In article <1991Jun24.002623.18899@gtephx.UUCP>, wilsonj@gtephx.UUCP (Jay Wilson) writes:

  I saw this posting and I could not resist having one of my partners
  in crime (there are 6 of us Sys_admins) respond to it.  He has been tracking
  the Mutex Lock problem for over a year now and this is what he had to say.

  ...

  The error will rear its ugly head with no warning or pattern,
  and once you get it you MUST reboot and run the long SALVOL
  to appease its appetite for disaster.

I find this hard to believe.  I've never had to run a long salvol after
getting a stuck sfcb mutex, and I can't think of anything that a long salvol
might do that would fix it.

  If you would like more information on exactly what "sfcb hash table" and
  "mutex lock" are, please refer to a copy of the "Domain/OS Design Principles"
  014962-A00 pages 9-14,9-15.

That paper was also published in the Atlanta Usenix Proceedings, which I
think was summer 1986.  It's also available by ftp from pisa.citi.umich.edu.
I think it's an excellent paper and everyone should read it.
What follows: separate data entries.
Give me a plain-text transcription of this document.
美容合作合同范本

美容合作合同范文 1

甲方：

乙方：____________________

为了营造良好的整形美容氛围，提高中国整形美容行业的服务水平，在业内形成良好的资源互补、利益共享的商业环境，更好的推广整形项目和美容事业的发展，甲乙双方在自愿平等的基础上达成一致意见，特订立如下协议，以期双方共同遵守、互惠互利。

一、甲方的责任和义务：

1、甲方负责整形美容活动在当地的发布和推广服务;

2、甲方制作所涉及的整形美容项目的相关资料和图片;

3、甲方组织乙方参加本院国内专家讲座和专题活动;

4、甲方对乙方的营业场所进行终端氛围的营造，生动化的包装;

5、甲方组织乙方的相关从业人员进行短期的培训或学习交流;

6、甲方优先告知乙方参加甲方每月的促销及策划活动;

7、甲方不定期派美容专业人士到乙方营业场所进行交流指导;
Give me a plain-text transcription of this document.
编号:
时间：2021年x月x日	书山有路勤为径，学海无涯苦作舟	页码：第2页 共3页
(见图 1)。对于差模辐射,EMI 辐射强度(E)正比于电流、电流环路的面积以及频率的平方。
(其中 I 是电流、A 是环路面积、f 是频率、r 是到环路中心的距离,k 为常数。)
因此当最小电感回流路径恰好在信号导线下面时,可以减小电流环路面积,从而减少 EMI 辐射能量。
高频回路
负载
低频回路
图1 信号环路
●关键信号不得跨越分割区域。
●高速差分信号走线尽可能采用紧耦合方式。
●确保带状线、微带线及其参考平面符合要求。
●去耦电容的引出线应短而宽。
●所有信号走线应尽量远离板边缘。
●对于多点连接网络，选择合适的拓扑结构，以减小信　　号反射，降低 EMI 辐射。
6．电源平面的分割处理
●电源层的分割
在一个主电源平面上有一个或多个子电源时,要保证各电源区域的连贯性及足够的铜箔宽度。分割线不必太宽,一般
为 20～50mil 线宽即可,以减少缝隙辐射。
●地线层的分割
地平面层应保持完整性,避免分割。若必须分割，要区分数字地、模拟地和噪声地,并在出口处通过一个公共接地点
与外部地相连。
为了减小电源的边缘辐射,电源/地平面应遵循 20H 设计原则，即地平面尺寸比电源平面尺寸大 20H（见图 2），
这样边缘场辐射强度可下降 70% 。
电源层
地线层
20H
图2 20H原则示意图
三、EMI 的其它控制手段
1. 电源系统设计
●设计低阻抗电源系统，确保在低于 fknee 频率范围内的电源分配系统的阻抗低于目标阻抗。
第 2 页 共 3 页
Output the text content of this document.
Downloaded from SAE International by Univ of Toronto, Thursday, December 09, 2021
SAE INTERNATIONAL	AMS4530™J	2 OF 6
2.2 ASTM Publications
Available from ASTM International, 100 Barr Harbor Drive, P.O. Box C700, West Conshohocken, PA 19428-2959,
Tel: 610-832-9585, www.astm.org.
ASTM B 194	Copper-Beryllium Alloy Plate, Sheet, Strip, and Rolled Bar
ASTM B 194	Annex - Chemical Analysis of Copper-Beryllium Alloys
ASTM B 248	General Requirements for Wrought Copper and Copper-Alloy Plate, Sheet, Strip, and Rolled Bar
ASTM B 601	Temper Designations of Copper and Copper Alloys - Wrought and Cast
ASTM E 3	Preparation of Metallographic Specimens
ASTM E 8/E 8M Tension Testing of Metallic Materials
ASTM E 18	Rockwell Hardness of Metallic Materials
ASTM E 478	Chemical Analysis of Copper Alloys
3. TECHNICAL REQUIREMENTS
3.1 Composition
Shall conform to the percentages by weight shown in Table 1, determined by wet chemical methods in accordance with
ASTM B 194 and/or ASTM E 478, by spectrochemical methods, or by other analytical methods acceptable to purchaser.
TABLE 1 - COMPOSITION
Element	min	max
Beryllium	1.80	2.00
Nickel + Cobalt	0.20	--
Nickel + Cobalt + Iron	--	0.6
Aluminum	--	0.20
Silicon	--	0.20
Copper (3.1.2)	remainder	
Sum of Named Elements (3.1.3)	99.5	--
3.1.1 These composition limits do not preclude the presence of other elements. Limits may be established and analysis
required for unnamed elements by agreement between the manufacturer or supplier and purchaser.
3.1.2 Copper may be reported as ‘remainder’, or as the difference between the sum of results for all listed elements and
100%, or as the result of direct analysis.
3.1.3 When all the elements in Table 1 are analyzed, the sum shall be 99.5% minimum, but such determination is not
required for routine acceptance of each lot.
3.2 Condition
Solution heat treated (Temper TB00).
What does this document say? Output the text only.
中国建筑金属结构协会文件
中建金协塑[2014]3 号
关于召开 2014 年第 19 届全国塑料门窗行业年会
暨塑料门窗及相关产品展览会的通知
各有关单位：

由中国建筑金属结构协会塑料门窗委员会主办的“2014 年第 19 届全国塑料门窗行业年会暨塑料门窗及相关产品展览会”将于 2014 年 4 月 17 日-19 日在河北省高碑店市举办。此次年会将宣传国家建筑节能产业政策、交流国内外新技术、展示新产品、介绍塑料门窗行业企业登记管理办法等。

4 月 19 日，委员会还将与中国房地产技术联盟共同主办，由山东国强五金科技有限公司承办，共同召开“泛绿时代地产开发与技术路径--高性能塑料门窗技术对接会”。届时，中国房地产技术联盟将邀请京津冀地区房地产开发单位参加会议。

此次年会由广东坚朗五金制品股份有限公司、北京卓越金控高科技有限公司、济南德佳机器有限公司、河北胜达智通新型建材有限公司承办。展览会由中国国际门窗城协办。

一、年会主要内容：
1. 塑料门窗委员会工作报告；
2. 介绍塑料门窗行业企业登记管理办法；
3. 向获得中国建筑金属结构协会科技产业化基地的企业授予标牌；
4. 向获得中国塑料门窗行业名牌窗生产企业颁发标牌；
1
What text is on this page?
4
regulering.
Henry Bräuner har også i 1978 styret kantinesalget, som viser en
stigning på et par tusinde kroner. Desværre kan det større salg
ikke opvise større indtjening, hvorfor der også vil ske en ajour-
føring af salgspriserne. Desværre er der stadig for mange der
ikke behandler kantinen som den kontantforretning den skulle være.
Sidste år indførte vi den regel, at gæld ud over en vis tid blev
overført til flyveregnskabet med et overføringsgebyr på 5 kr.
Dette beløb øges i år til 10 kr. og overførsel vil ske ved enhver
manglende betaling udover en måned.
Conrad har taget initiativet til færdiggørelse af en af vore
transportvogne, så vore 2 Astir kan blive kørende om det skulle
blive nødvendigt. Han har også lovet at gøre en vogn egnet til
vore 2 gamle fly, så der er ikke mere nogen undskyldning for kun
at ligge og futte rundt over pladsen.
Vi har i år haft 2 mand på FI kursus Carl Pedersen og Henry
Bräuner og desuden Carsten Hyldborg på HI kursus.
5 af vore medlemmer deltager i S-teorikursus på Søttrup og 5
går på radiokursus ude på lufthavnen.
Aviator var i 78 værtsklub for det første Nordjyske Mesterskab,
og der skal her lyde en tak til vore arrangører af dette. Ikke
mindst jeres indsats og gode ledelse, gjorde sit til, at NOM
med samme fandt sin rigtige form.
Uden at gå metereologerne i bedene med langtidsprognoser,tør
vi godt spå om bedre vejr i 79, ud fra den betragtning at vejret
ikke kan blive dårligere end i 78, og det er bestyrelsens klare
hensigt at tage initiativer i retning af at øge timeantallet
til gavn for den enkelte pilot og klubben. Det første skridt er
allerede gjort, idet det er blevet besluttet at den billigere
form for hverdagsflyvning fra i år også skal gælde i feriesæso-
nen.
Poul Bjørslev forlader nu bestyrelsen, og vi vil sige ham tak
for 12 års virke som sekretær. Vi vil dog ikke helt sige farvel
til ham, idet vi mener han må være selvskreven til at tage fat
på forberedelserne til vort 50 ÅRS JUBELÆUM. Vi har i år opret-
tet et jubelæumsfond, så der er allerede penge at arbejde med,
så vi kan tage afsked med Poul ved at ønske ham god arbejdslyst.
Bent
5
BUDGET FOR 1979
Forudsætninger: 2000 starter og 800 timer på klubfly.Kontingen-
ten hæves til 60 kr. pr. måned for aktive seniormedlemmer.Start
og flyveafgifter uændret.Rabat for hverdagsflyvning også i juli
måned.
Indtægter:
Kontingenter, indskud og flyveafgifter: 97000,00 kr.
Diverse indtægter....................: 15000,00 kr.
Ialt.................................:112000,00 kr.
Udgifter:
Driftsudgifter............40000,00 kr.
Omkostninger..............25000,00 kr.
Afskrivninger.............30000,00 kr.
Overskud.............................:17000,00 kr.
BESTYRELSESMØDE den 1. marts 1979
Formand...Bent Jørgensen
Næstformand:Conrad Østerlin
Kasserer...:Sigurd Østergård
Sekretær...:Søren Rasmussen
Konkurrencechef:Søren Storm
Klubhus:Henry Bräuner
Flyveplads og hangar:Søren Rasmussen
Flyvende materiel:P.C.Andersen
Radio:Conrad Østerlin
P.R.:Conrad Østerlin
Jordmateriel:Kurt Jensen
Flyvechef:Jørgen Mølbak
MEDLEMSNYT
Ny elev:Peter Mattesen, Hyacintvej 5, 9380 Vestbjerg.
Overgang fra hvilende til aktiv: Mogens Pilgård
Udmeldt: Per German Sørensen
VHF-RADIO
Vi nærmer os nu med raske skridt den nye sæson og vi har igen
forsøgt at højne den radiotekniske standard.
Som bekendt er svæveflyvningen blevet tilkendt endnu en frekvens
The basic problem with putting mutex locks in shared memory is that any old
program can go and trash them, and then you're stuck.  What's needed is a
true object oriented architecture with tagged storage, like the old Intel
432 or the IBM System 38.  But the trend seems to be in the opposite
direction, and operating systems seem to be getting more primitive, yet
bloated, every year.  Multitasking was common on all computers in the mid
1960s, then pretty much disappeared in the 80s when everyone started running
MS-DOS.  I'm waiting for the days when we all have to start using batch
again.  All this is enough to make an old systems guy like me want to retire
to a small midwestern town and spend his summers in places like Tanjung
Pinang.

Anyway, where was I?  Oh yes, mutex locks.  These problems are nearly
impossible to track down.  Since the sfcbs are central to ios, it's very
hard to do anything in the debugger if, for example, you've set a breakpoint
in mutex_$lock.  Everybody and his mother calls mutex_$lock, so you might
have to hit it 10000000 times before catching the one time that has no
matching unlock.  And then, how do you know when that happens?  It's a
Turing completion problem.  How do you tell the debugger to breakpoint on
something that isn't going to happen?  "Please stop the next time
mutex_$unlock *isn't* called."  And if you do manage to catch it, there you
are with the sfcbs locked, and you can't do any IO.  And remember that the
missing unlock can happen in any process.

Even worse is the case where it isn't an unmatched lock, it's some random
trashing of memory that happens to scribble on the sfcb.  It can happen at
any time, in any process.

Last time I wrote a type manager (for AFS), I had a few of these problems.
I couldn't debug them.  I fixed them by tenacious examination of source
code.  I suspect that's how Apollo engineers fix them too, the few who are
left who even know what an sfcb is.

To Apollo's credit, I have to say that I haven't seen a single stuck mutex
since I installed sr10.3.  I suspect there were some problems with TCP
before this but I wouldn't swear to it -- it may have been my screwy type
manager.

Enough ranting.